Temsirolimus blocks nuclear YAP, YAP-induced gene targets, cell proliferation and migration. To test if mTOR influences YAP activity, HBEC3s expressing YAP (WT) or YAP (S127A) were treated with temsirolimus, an inhibitor of the mTOR pathway. Temsirolimus reduced YAP-mediated cell proliferation but did not affect cell viability (Supplemental Figure 3, B and C). Temsirolimus inhibited phosphorylation of S6 and remarkably, reduced nuclear YAP staining (Figure 8, A and B). Proteasome blocking with MG132 or activation of mTOR with MHY1485 did not prevent the loss of YAP by temsirolimus (Supplemental Figure 3D). Consistent with the inhibitory effect of temsirolimus on YAP activity, CTGF, JUB, and AXL were reduced (Figure 8C and Supplemental Figure 5).
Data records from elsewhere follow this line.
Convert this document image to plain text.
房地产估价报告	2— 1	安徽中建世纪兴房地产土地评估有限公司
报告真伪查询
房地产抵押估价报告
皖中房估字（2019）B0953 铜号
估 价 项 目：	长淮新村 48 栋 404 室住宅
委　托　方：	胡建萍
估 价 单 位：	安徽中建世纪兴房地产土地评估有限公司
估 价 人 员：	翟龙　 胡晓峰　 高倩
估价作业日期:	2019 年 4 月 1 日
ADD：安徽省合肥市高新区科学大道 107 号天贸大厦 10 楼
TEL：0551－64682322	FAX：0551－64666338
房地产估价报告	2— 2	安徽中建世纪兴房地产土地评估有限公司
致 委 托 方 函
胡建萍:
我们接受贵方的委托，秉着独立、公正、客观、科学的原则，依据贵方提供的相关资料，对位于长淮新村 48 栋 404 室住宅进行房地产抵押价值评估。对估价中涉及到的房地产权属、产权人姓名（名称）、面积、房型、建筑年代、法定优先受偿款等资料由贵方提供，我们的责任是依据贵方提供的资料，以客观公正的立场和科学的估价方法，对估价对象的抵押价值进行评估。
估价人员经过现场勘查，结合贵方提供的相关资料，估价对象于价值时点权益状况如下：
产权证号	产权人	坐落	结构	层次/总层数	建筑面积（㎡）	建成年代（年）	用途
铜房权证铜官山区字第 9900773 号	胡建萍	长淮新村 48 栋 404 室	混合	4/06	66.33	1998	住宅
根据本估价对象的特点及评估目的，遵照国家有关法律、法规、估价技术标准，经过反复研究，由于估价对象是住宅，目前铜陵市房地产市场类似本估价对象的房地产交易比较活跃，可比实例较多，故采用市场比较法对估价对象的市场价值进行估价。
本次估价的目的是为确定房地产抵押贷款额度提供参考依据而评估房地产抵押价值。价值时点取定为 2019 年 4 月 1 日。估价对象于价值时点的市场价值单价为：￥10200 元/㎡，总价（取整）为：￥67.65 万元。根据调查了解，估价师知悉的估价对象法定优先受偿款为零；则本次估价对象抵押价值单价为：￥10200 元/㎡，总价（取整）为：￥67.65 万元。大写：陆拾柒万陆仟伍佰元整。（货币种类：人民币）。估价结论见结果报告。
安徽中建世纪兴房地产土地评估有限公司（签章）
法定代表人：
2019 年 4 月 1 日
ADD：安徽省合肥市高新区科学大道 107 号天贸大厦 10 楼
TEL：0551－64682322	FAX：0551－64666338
To further assess the interaction of YAP/mTOR in regulating cell behavior, migration scratch assays were performed in HBEC3s expressing YAP (WT) and YAP (S127A). Temsirolimus prevented YAP-induced cell migration in scratch assays (Figure 8D and Supplemental Figure 3A), supporting a network in which mTOR signaling cooperates with YAP to regulate epithelial cell migration and proliferation.
Temsirolimus inhibits phosphorylation of S6, YAP transcriptional activity, and YAP-induced migration. (A) Representative immunofluorescence microscopy was performed in HBEC3s transfected with GFP, YAP (WT), and YAP (S127A) and stained for p-S6 (green) and YAP (red) in the presence of temsirolimus (25 μg/ml) or DMSO (n = 5). Scale bars: 10 μm. (B) Western blot analysis of YAP following temsirolimus treatments shows reduced total YAP expression. (C) YAP, JUB, AXL, and CTGF RNAs were assessed after 48 hours (n = 3). RNA expression is normalized to DMSO-treated cells. (D) Time-lapse imaging of HBEC3s transduced with YAP (S127A) following treatment with temsirolimus at T = 0, 8, and 16 hours of a scratch assay (n = 3). *P < 0.05, assessed by ANOVA. HBEC3s, hTERT/CDK4–immortalized human bronchiolar epithelial cells.